Action Classification in Action Ontology Building Using Robot-Specific Texts
Keywords:Verb sense disambiguation, verb context classification, su-pervised machine learning.
Instructions written in human-language cause no perception problems for humans, but become a challenge when translating them into robot executable format. This complex translation process covers different phases, including instruction completion by adding obligatory information that is not explicitly given in human-oriented instructions. Robot action ontology is a common source of such additional information, and it is normally structured around a limited number of verbs, denoting robot specific action categories, each of them characterized by a certain action environment. Semi-manual action ontology building procedures are normally based on domain-specific human-language text mining, and one of the problems to be solved is the assignment of action categories for the obtained verbs. Verbs in English language are very polysemous, therefore action category, referring to different robot capabilities, can be determined only after comprehensive analysis of the verb’s context.

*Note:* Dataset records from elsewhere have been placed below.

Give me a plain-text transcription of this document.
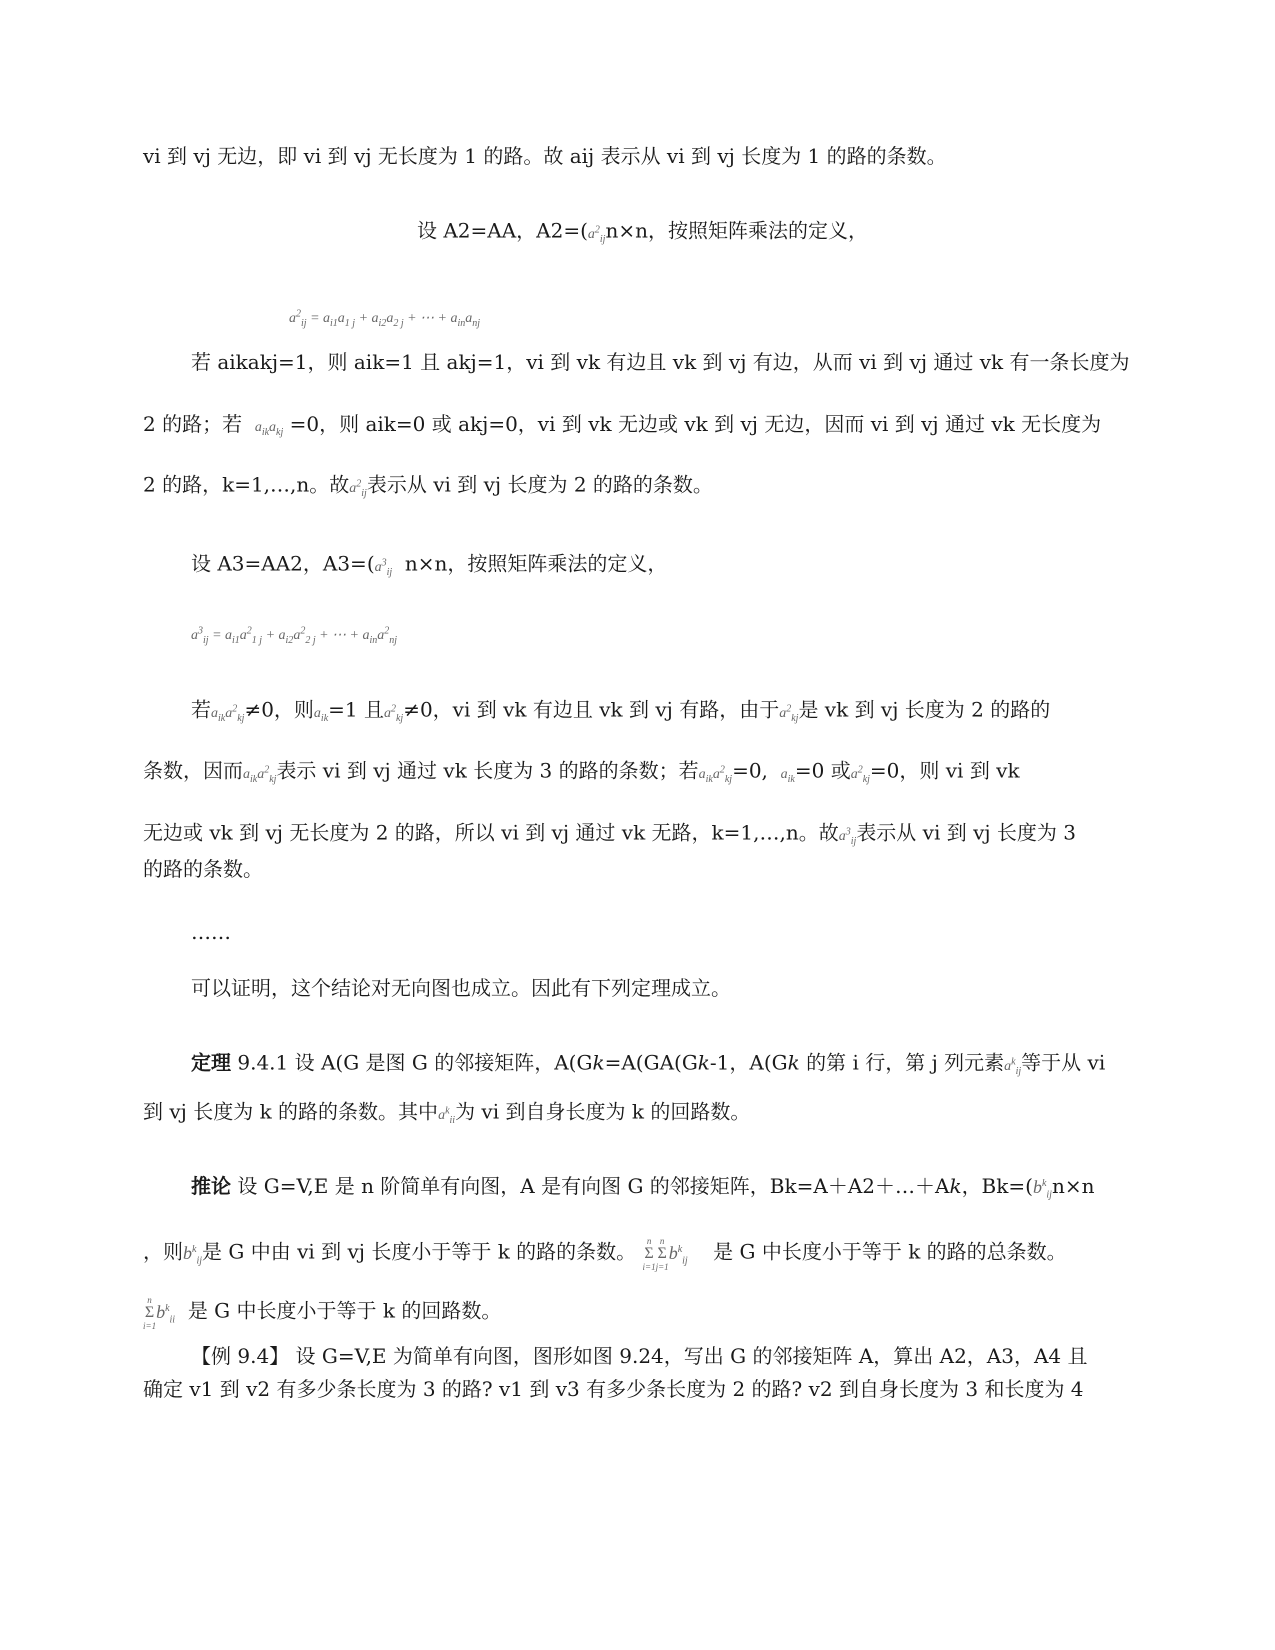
vi 到 vj 无边，即 vi 到 vj 无长度为 1 的路。故 aij 表示从 vi 到 vj 长度为 1 的路的条数。
设 A2=AA，$A2=(a^2_{ij}n\times n$，按照矩阵乘法的定义，
$a^2_{ij} = a_{i1}a_{1 j} + a_{i2}a_{2 j}$ + ⋯ + $a_{in}a_{nj}$
若 aikakj=1，则 aik=1 且 akj=1，vi 到 vk 有边且 vk 到 vj 有边，从而 vi 到 vj 通过 vk 有一条长度为
2 的路；若 $a_{ik}a_{kj} =0$，则 aik=0 或 akj=0，vi 到 vk 无边或 vk 到 vj 无边，因而 vi 到 vj 通过 vk 无长度为
2 的路，k=1,…,n。故$a^2_{ij}$表示从 vi 到 vj 长度为 2 的路的条数。
设 A3=AA2，$A3=(a^3_{ij}$ n×n，按照矩阵乘法的定义，
$a^3_{ij} = a_{i1}a^2_{1 j} + a_{i2}a^2_{2 j}$ + ⋯ + $a_{in}a^2_{nj}$
若$a_{ik}a^2_{kj}\ne 0$，则$a_{ik}=1$ 且$a^2_{kj}\ne 0$，vi 到 vk 有边且 vk 到 vj 有路，由于$a^2_{kj}$是 vk 到 vj 长度为 2 的路的
条数，因而$a_{ik}a^2_{kj}$表示 vi 到 vj 通过 vk 长度为 3 的路的条数；若$a_{ik}a^2_{kj}=0$, $a_{ik}=0$ 或$a^2_{kj}=0$，则 vi 到 vk
无边或 vk 到 vj 无长度为 2 的路，所以 vi 到 vj 通过 vk 无路，k=1,…,n。故$a^3_{ij}$表示从 vi 到 vj 长度为 3
的路的条数。
……
可以证明，这个结论对无向图也成立。因此有下列定理成立。
定理 9.4.1 设 A(G 是图 G 的邻接矩阵，A(Gk=A(GA(Gk-1，A(Gk 的第 i 行，第 j 列元素$a^k_{ij}$等于从 vi
到 vj 长度为 k 的路的条数。其中$a^k_{ii}$为 vi 到自身长度为 k 的回路数。
推论 设 G=V,E 是 n 阶简单有向图，A 是有向图 G 的邻接矩阵，Bk=A＋A2＋…＋Ak，$Bk=(b^k_{ij}n\times n$
，则$b^k_{ij}$是 G 中由 vi 到 vj 长度小于等于 k 的路的条数。 n
Σ
i=1n
Σ
$j=1b^k_{ij}$ 是 G 中长度小于等于 k 的路的总条数。
n
Σ
$i=1b^k_{ii}$ 是 G 中长度小于等于 k 的回路数。
【例 9.4】 设 G=V,E 为简单有向图，图形如图 9.24，写出 G 的邻接矩阵 A，算出 A2，A3，A4 且
确定 v1 到 v2 有多少条长度为 3 的路? v1 到 v3 有多少条长度为 2 的路? v2 到自身长度为 3 和长度为 4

The task we solve is formulated as the text classification task, where action categories are treated as classes, and appropriate verb context – as classification instances. Since all classes are clearly defined, supervised machine learning paradigm is the best selection to tackle this problem.
We experimentally investigated different context window widths; directions (context on the right, left, both sides of analyzed verb); and feature types (symbolic, lexical, morphological, aggregated). All statements were proved after exploration of two different datasets.The fact that all obtained results are above random and majority baselines allow us to claim that the proposed method can be used for predicting action categories. The best obtained results were achieved with Support Vector Machine method using window width of only 25 symbols on the right and bag-of-words as features. This exceeded random and majority baselines by more than 37% reaching 60% of accuracy.